A working lifetime with Bachelors, 1930s to 1970s

Black and white photograph of Alice Ingham receiving a gift from staff at Bachelors Peas.
Alice receiving a gift for her years of service from Bachelors. © Sheffield Newspapers Ltd

My first job when I left school in 1930, aged 14, was sorting peas at the Bachelor's factory down on The Wicker. I stayed with the firm until my retirement, over 50 years later, one job for life. When I started, it was doing piece work, going through sacks of dried peas and taking out the bad ones, all done by hand and paid by the weight of peas discarded. But you had to earn eight shillings worth each week, otherwise they took it off the next week's wages!
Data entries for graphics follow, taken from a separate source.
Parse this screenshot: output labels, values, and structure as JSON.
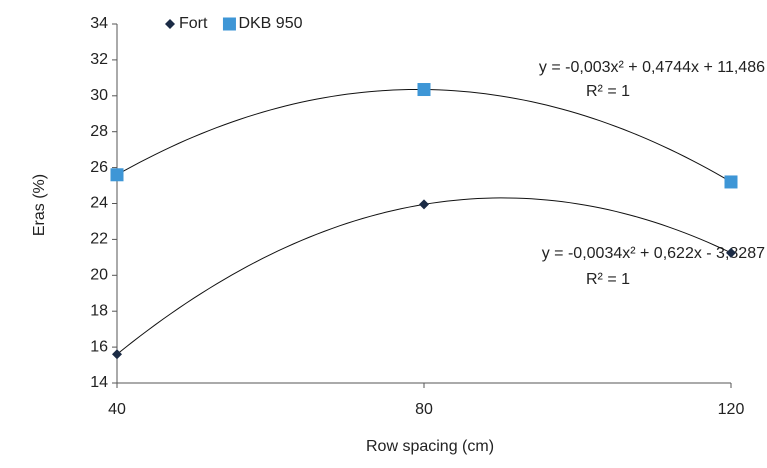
{
  "chart_data": {
    "type": "scatter",
    "x_label": "Row spacing (cm)",
    "y_label": "Eras (%)",
    "x": [
      40,
      80,
      120
    ],
    "series": [
      {
        "name": "Fort",
        "color": "#1b2b45",
        "marker": "diamond",
        "values": [
          15.6,
          23.95,
          21.25
        ]
      },
      {
        "name": "DKB 950",
        "color": "#3e96d6",
        "marker": "square",
        "values": [
          25.6,
          30.35,
          25.2
        ]
      }
    ],
    "xlim": [
      40,
      120
    ],
    "xticks": [
      40,
      80,
      120
    ],
    "ylim": [
      14,
      34
    ],
    "yticks": [
      14,
      16,
      18,
      20,
      22,
      24,
      26,
      28,
      30,
      32,
      34
    ],
    "trendline": "quadratic",
    "grid": false,
    "annotations": [
      {
        "equation": "y = -0,003x² + 0,4744x + 11,486",
        "r2": "R² = 1"
      },
      {
        "equation": "y = -0,0034x² + 0,622x - 3,8287",
        "r2": "R² = 1"
      }
    ]
  }
}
During the summer, before the new crop of peas came in, we were laid off and sent to labour school, where we did sewing and reading and country dancing.

Then the new Bachelor's cannery was opened at Wadsley Bridge and I moved there. This time I was working the 'rumbling' machine, a device that removed the skins from vegetables and fruit before canning. It was quite heavy work, lifting sacks of fruit and vegetables up into the machine. Finally I graduated to become a supervisor.

The company was really good to me. After 15 years of service, I got a gold watch and after 40, they gave me a bedroom suite. Even now that I am 90, they send me a Christmas card and invite me out for a meal every year.

Extract from an interview with Alice Ingham, by Nikky Wilson, for an article in the Burngreave Messenger, September 2005.